Once I decided to use the pandas library, the book suddenly became less useful. The author has a verbose pedagogical style, and the book never departs from its tutorial perspective. Functions are introduced with examples but no definitions, and it's hard to find the rare summaries of functions, function arguments, or discussion suggesting when to use one method instead of another.
If you want to do something very close to what's done in an example, it's easy to follow along. Once you want to do something not emphasized or covered by an example, there is no guidance, no reference or dictionary section to give any hint about where I might search next --- google will probably direct you to stackoverflow.com, or the official pandas documentation site.

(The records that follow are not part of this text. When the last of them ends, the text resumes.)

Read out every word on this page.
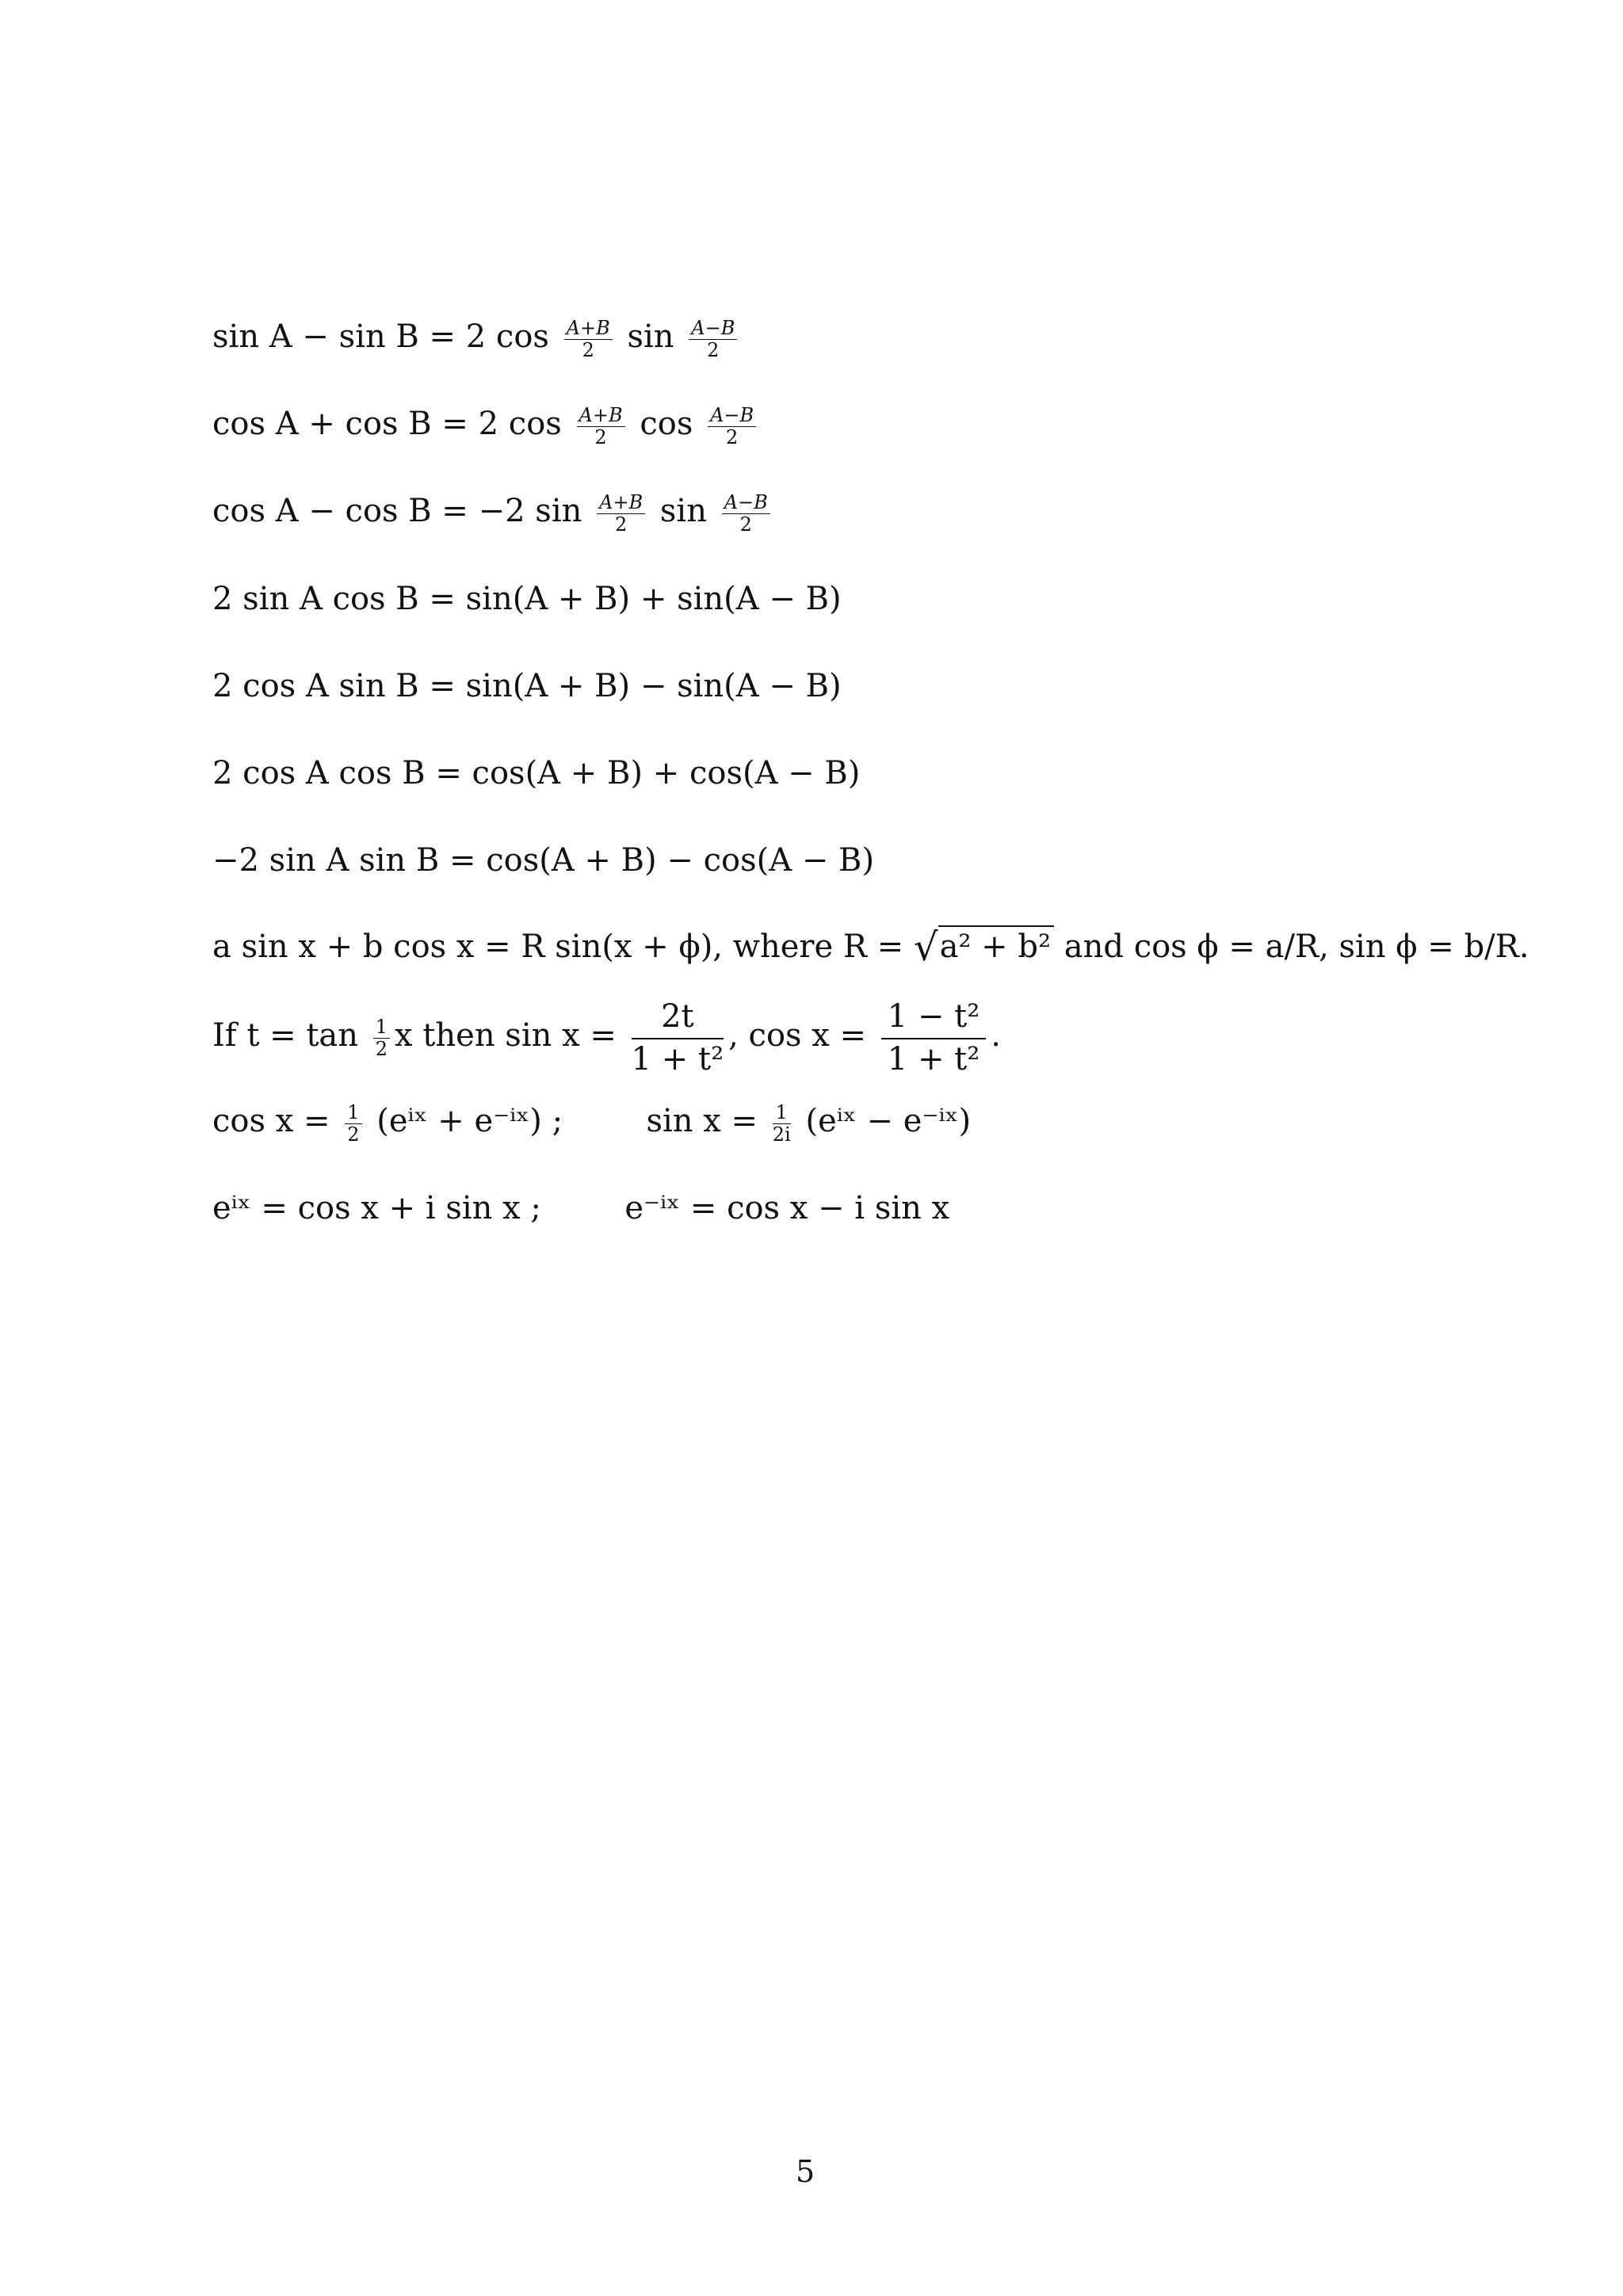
sin A − sin B = 2 $\cos \frac{A+B}{2}$ $\sin \frac{A-B}{2}$
cos A + cos B = 2 $\cos \frac{A+B}{2}$ $\cos \frac{A-B}{2}$
cos A − cos B = −2 $\sin \frac{A+B}{2}$ $\sin \frac{A-B}{2}$
2 sin A cos B = sin(A + B) + sin(A − B)
2 cos A sin B = sin(A + B) − sin(A − B)
2 cos A cos B = cos(A + B) + cos(A − B)
−2 sin A sin B = cos(A + B) − cos(A − B)
a sin x + b cos x = R sin(x + ϕ), where R = √a² + b² and cos ϕ = a/R, sin ϕ = b/R.
If $t = \tan \frac{1}{2}$ x then $\sin x = \frac{2t}{\text{1 + t²}}$ , $\cos x = \frac{\text{1 − t²}}{\text{1 + t²}}$ .
$\cos x = \frac{1}{2}$ (eⁱˣ + e⁻ⁱˣ) ;	$\sin x = \frac{1}{2i}$ (eⁱˣ − e⁻ⁱˣ)
eⁱˣ = cos x + i sin x ;	e⁻ⁱˣ = cos x − i sin x
5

For example, suppose you have loaded your data into a DataFrame, and you want to use another column as the index. The book has several pages on the useful reindex() method, but that method is for resampling the data. Instead, you want set_index() --- but the book only mentions set_index() in passing, without saying what it does, far from the section where the DataFrame index is covered.
There have been some attempts to remedy this, with "quick reference cards" for pandas --- but they are in general also not comprehensive.
Finally, there is little guidance on the kinds of problems where you would be better served using numpy or some other tool instead of pandas. (There are a few paragraphs on areas where you might not want to use python.)
[Update: by mid 2013, the API reference at the official pandas documentation has the comprehensive listings that I was looking for --- see http pandas.pydata.org pandas-docs stable api.html . By version 0.12.0, all of the various function arguments seem to have been described with examples of acceptable settings. Also, the data analytical work (as opposed to cleaning and organization) has moved to the related statsmodels project, which requires pandas. So, to use that, it's important to be familiar with pandas.]
To the editor:
On many pages, there is some comment, phrasing, or trivial fact that I would have eliminated. Example:
"In some cases, a table might not have a fixed delimiter, using whitespace or some other pattern to separate fields. In these cases, ..."
"In part for legacy reasons (much earlier versions of pandas), DataFrame's join method ..."
"In my experience, having to align data by hand (and worse, having to verify that data is aligned) is a far too rigid and tedious way to work. It is also rife with potential for bugs due to combining misaligned data."
This is a technical publication, not a narrative!
Many of the code examples break across physical and PDF pages, which create small interruptions when reading. This may be hard to avoid when about half the text space is occupied by worked examples.
last line on page 129: a b c d a b c d e
first line on page 130: 0 0 1 2 3 0 0 1 2 3 4